Last week, the storm finally came, we are learning that many things are as important as a booming economy. We are learning that elections matter and bring real change, we are learning that government matters, it is sometimes the glue that holds our worlds together.

And yes, we are learning that black lives do matter.

Sitting up on my farm, looking back on the history I have lived and seen, I can tell you with a full and open heart that I hear the thunder, the ground trembles with the storm, the whirlwind, and the earthquake.

Hang in there Frederick, your prophecies are stirring and looking for the light.

I can’t predict the future, that is voodoo, not thought.

But I know that today, right now, the fire has come.

 

 

9 Comments

  1. There were Trump supporters long before there was a Trump. He just gave them more of a voice than they had had in decades. I’m 64 years old and this is the first time I can truly hear the thunder and feel the ground shake and I am glad. Thank you President Trump.

    1. Please don’t knock old white guys’ Julie..you are reading one….Ageism is no better than any other prejudice..

  2. Absolutely Mr Katz! Turn that vitriol that Trump is spewing out into a positive outlook on what we do not want for our country! This is your moment in time too! Spread that love and compassion!

    1. After nearly four very long years of ALL THAT IS TRUMP, I still can’t understand him or the people that support him. I’m told again and again because of my opposition I am part of the problem. Well the results are coming in folks. What part of the problem was my opposition? I’m not afraid, I’m confused! I have a voice, I have a pen, and I will vote.

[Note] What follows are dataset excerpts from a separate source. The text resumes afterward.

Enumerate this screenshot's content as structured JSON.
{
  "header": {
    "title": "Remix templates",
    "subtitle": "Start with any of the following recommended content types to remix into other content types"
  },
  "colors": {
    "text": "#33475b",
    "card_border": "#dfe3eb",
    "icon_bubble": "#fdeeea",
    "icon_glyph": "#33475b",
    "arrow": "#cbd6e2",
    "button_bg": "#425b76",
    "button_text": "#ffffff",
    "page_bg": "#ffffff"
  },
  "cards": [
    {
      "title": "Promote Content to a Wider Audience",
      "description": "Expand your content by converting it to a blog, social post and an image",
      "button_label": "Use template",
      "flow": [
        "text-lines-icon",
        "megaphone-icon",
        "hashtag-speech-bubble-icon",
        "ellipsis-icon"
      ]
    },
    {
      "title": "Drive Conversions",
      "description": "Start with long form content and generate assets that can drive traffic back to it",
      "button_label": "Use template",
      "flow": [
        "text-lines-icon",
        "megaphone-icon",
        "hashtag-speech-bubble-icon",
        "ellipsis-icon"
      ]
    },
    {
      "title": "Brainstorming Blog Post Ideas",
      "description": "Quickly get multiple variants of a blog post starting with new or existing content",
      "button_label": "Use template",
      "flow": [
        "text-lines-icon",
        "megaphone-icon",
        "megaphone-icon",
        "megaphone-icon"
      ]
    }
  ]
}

  3. Somewhere in an attic in one of Trump’s castles is a portrait. It is of the President and it is becoming uglier by the day. For readers here who have no idea what I’m referring to, just google Dorian Gray. I admit this is an extreme comparison but after all that’s happened in the last 4 years and Trump’s comments regarding the elderly man who was pushed down, that’s what came to mind. On a more positive note, thanks for that Douglass quote. Beautiful!!

  4. Jon.
    Simply said, this article was one of the best articles I have ever read, on any subject. I’m on OMAR, too, and your article brought me to my knees. here in my kitchen! God, I wish you would write books again !!! Great job.